HOW COMPENSATION IS RELATED TO FIDUCIARY CONDUCT
One of the best ways to judge if your financial advisor is held to a Fiduciary standard is to find out how he or she is compensated.
Fee-Only Compensation –
This model minimizes conflicts of interest. A Fee-Only financial advisor charges clients directly for his or her advice and/or ongoing management. No other financial reward is provided, directly or indirectly, by any other institution. Fee-Only financial advisors are selling only one thing: their knowledge.

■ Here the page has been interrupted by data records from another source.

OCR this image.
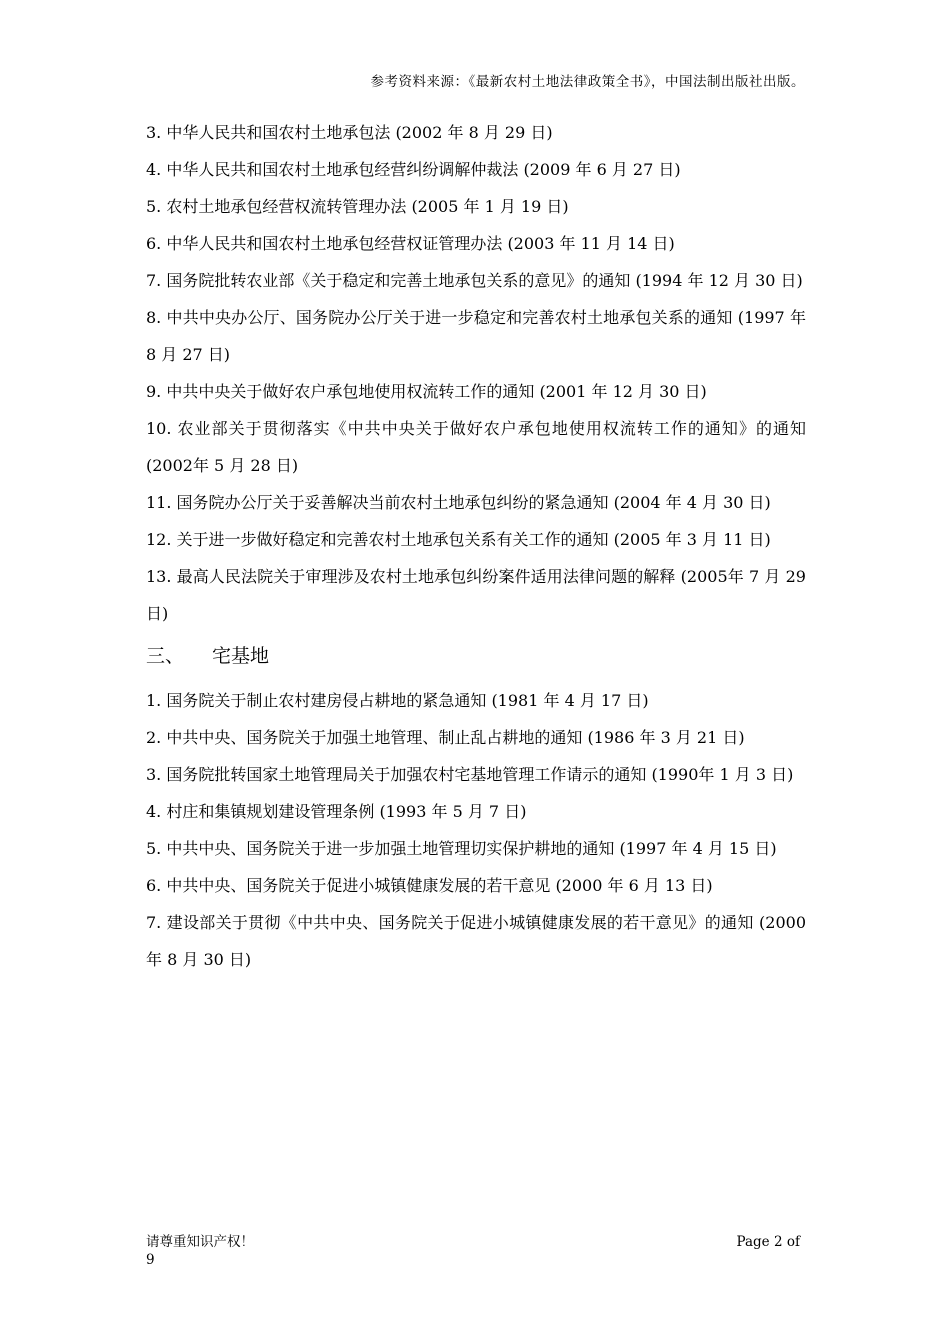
参考资料来源：《最新农村土地法律政策全书》，中国法制出版社出版。

3. 中华人民共和国农村土地承包法 (2002 年 8 月 29 日)

4. 中华人民共和国农村土地承包经营纠纷调解仲裁法 (2009 年 6 月 27 日)

5. 农村土地承包经营权流转管理办法 (2005 年 1 月 19 日)

6. 中华人民共和国农村土地承包经营权证管理办法 (2003 年 11 月 14 日)

7. 国务院批转农业部《关于稳定和完善土地承包关系的意见》的通知 (1994 年 12 月 30 日)

8. 中共中央办公厅、国务院办公厅关于进一步稳定和完善农村土地承包关系的通知 (1997 年 8 月 27 日)

9. 中共中央关于做好农户承包地使用权流转工作的通知 (2001 年 12 月 30 日)

10. 农业部关于贯彻落实《中共中央关于做好农户承包地使用权流转工作的通知》的通知 (2002年 5 月 28 日)

11. 国务院办公厅关于妥善解决当前农村土地承包纠纷的紧急通知 (2004 年 4 月 30 日)

12. 关于进一步做好稳定和完善农村土地承包关系有关工作的通知 (2005 年 3 月 11 日)

13. 最高人民法院关于审理涉及农村土地承包纠纷案件适用法律问题的解释 (2005年 7 月 29 日)

三、 宅基地

1. 国务院关于制止农村建房侵占耕地的紧急通知 (1981 年 4 月 17 日)

2. 中共中央、国务院关于加强土地管理、制止乱占耕地的通知 (1986 年 3 月 21 日)

3. 国务院批转国家土地管理局关于加强农村宅基地管理工作请示的通知 (1990年 1 月 3 日)

4. 村庄和集镇规划建设管理条例 (1993 年 5 月 7 日)

5. 中共中央、国务院关于进一步加强土地管理切实保护耕地的通知 (1997 年 4 月 15 日)

6. 中共中央、国务院关于促进小城镇健康发展的若干意见 (2000 年 6 月 13 日)

7. 建设部关于贯彻《中共中央、国务院关于促进小城镇健康发展的若干意见》的通知 (2000 年 8 月 30 日)

请尊重知识产权！
9
Page 2 of
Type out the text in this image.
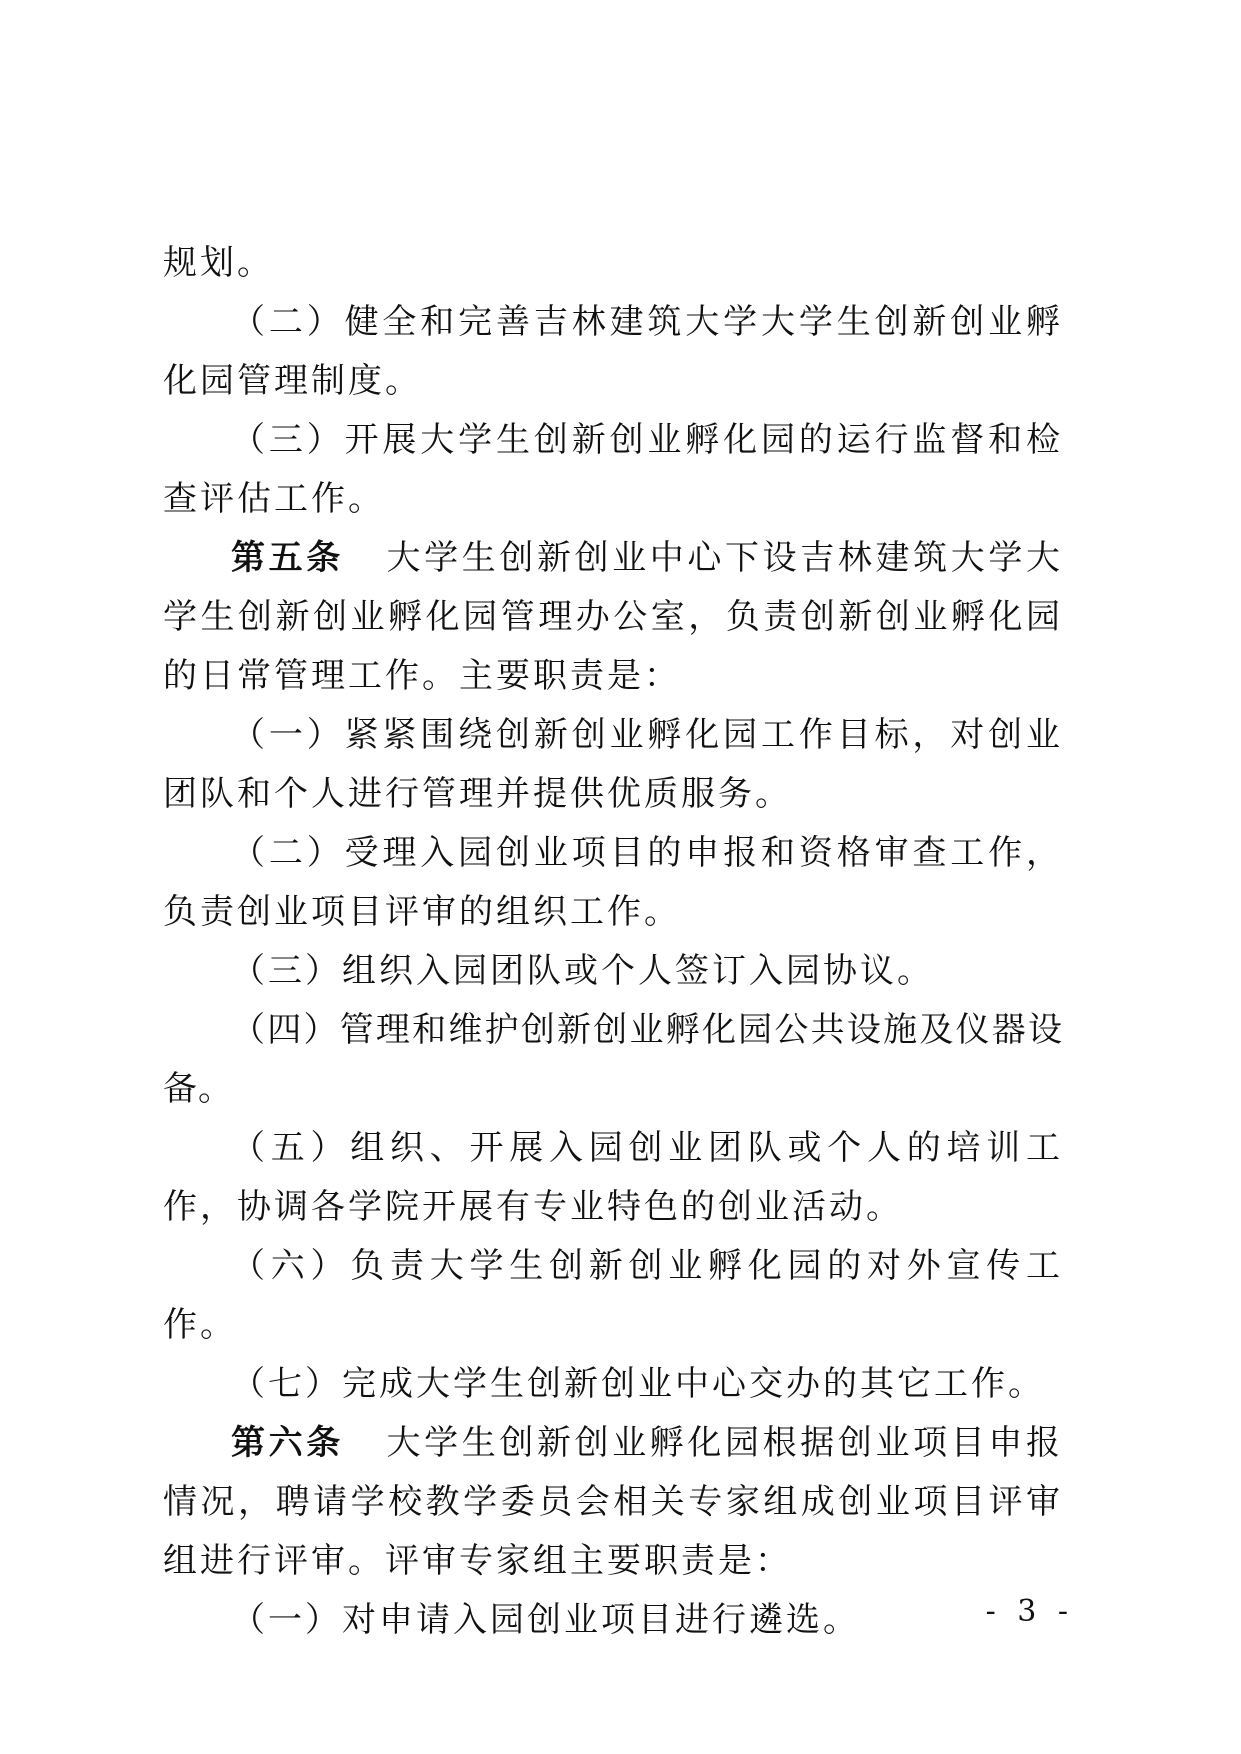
规划。

（二）健全和完善吉林建筑大学大学生创新创业孵化园管理制度。

（三）开展大学生创新创业孵化园的运行监督和检查评估工作。

第五条 大学生创新创业中心下设吉林建筑大学大学生创新创业孵化园管理办公室，负责创新创业孵化园的日常管理工作。主要职责是：

（一）紧紧围绕创新创业孵化园工作目标，对创业团队和个人进行管理并提供优质服务。

（二）受理入园创业项目的申报和资格审查工作，负责创业项目评审的组织工作。

（三）组织入园团队或个人签订入园协议。

（四）管理和维护创新创业孵化园公共设施及仪器设备。

（五）组织、开展入园创业团队或个人的培训工作，协调各学院开展有专业特色的创业活动。

（六）负责大学生创新创业孵化园的对外宣传工作。

（七）完成大学生创新创业中心交办的其它工作。

第六条 大学生创新创业孵化园根据创业项目申报情况，聘请学校教学委员会相关专家组成创业项目评审组进行评审。评审专家组主要职责是：

（一）对申请入园创业项目进行遴选。	- 3 -
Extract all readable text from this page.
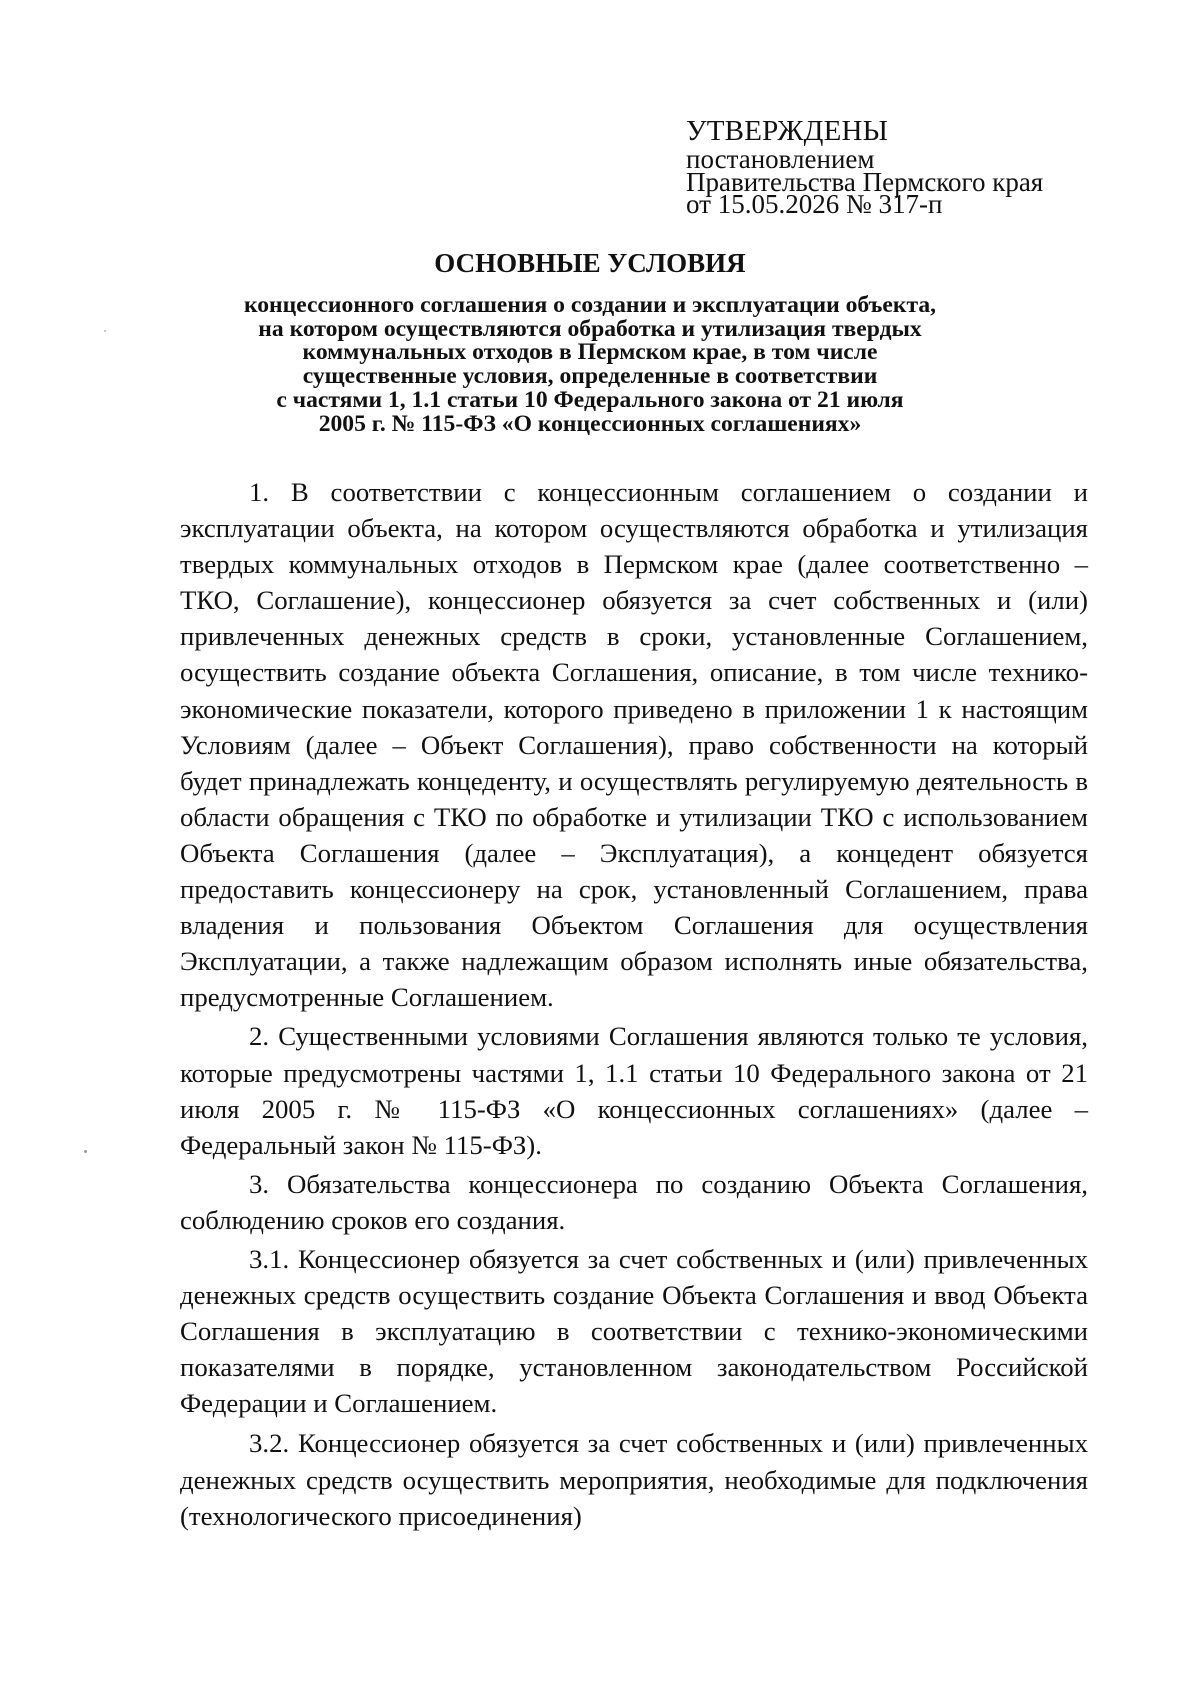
УТВЕРЖДЕНЫ
постановлением
Правительства Пермского края
от 15.05.2026 № 317-п
ОСНОВНЫЕ УСЛОВИЯ
концессионного соглашения о создании и эксплуатации объекта,
на котором осуществляются обработка и утилизация твердых
коммунальных отходов в Пермском крае, в том числе
существенные условия, определенные в соответствии
с частями 1, 1.1 статьи 10 Федерального закона от 21 июля
2005 г. № 115-ФЗ «О концессионных соглашениях»

1. В соответствии с концессионным соглашением о создании и эксплуатации объекта, на котором осуществляются обработка и утилизация твердых коммунальных отходов в Пермском крае (далее соответственно – ТКО, Соглашение), концессионер обязуется за счет собственных и (или) привлеченных денежных средств в сроки, установленные Соглашением, осуществить создание объекта Соглашения, описание, в том числе технико-экономические показатели, которого приведено в приложении 1 к настоящим Условиям (далее – Объект Соглашения), право собственности на который будет принадлежать концеденту, и осуществлять регулируемую деятельность в области обращения с ТКО по обработке и утилизации ТКО с использованием Объекта Соглашения (далее – Эксплуатация), а концедент обязуется предоставить концессионеру на срок, установленный Соглашением, права владения и пользования Объектом Соглашения для осуществления Эксплуатации, а также надлежащим образом исполнять иные обязательства, предусмотренные Соглашением.

2. Существенными условиями Соглашения являются только те условия, которые предусмотрены частями 1, 1.1 статьи 10 Федерального закона от 21 июля 2005 г. № 115-ФЗ «О концессионных соглашениях» (далее – Федеральный закон № 115-ФЗ).

3. Обязательства концессионера по созданию Объекта Соглашения, соблюдению сроков его создания.

3.1. Концессионер обязуется за счет собственных и (или) привлеченных денежных средств осуществить создание Объекта Соглашения и ввод Объекта Соглашения в эксплуатацию в соответствии с технико-экономическими показателями в порядке, установленном законодательством Российской Федерации и Соглашением.

3.2. Концессионер обязуется за счет собственных и (или) привлеченных денежных средств осуществить мероприятия, необходимые для подключения (технологического присоединения)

By working with Court Place Advisors, LLC. a Fee-Only firm, you can be assured that we are always working for you with no conflicts of interests. All fees are properly disclosed to our clients prior to working together.
Fee-Based Compensation –
This popular form of compensation is often confused with Fee-Only, but it is very different. Fee-Based advisors earn some of their compensation from fees paid by their client. But they may also receive compensation in the form of commissions or discounts from financial products they are licensed to sell. Furthermore, they are not required to inform their clients in detail how their compensation is accrued. The Fee-Based model creates many potential conflicts of interest, because the financial products that the client selects affect the advisor’s income.
Commissions –
An advisor who is compensated solely through commission’s faces immense conflicts of interest. This type of advisor is not paid unless a client buys (or sells) a financial product. A commission-based advisor earns money on each transaction—and thus has a great incentive to encourage transactions that might not be in the interest of the client. Indeed, many commission-based advisors are well-trained and well-intentioned. But the inherent potential conflict is great.